9. Comparison to Peers: Strategy and GameStop
The contrast between Nakamoto's position and that of the two largest corporate bitcoin treasury operators is instructive. Strategy holds 762,099 BTC at an average cost of approximately $76,000 per coin — a position sized and structured with enough reserve capital and debt headroom to absorb sustained BTC weakness without requiring liquidation. GameStop, which acquired 4,709 of its 4,710 BTC through a covered call strategy funded by Coinbase Credit, holds its position with no margin call exposure and a fundamentally different cost structure. Nakamoto's situation — concentrated high-cost acquisitions, significant debt secured against the treasury, and equity financing channels closed by share price collapse — represents the failure mode of the bitcoin treasury model when applied without the scale, capital structure, and financial flexibility that makes Strategy's approach sustainable through bear markets.
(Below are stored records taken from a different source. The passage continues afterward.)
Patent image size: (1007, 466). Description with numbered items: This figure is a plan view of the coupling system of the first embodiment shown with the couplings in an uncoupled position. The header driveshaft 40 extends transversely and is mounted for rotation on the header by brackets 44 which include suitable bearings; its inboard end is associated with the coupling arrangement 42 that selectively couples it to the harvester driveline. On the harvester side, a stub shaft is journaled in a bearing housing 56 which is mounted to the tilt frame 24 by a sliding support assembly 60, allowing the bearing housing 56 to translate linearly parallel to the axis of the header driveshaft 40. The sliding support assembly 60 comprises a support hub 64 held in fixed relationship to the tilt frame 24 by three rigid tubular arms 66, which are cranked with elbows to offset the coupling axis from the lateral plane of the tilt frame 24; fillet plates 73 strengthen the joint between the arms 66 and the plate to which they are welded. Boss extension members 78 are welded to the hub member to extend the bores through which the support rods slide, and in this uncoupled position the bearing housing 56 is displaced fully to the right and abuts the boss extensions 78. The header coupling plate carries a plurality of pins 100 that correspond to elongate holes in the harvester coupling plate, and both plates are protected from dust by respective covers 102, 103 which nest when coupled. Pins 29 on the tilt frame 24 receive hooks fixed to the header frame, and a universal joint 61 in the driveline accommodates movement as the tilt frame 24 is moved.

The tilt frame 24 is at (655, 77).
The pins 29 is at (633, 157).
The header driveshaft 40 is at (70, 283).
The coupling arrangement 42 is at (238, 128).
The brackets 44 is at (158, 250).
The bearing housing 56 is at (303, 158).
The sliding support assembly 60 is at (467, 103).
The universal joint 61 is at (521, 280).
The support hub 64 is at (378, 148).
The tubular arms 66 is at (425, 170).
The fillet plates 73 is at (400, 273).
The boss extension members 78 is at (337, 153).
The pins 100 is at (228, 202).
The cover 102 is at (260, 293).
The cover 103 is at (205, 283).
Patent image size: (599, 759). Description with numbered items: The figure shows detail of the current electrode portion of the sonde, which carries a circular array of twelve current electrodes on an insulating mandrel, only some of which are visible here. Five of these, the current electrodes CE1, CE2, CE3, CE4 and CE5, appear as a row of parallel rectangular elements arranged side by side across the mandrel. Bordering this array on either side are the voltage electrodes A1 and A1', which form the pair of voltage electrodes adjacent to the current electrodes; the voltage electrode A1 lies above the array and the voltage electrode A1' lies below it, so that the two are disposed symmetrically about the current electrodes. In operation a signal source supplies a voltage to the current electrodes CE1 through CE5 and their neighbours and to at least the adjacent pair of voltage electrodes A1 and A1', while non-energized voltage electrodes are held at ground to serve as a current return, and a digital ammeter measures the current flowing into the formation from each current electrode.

10. What Comes Next for Nakamoto
David Bailey's public commentary emphasised continuity: the company describes its BTC accumulation approach as disciplined and capital-efficient, frames the first year as having been dedicated to building the operational engine, and signals continued interest in high-conviction acquisition opportunities. The practical reality facing the company is more constrained. The 5,058 BTC remaining after the March sale, valued at approximately $335 million at current prices, is pledged as collateral security for the Kraken loan and constrained in its deployability. The $16.8 million annual interest obligation must be met from available liquidity, which will continue to be generated primarily from the operating businesses acquired in February. Whether BTC Inc.'s media and events revenues and UTXO Management's investment returns can fund the interest obligations without requiring further bitcoin liquidation depends on the pace of the company's operational integration and the trajectory of bitcoin prices. The 10-K disclosure has made the company's financial constraints public in a way that will require demonstrable progress before investor confidence can be rebuilt — a challenge compounded by a share price that has left essentially no institutional shareholder base with anything other than significant unrealised losses.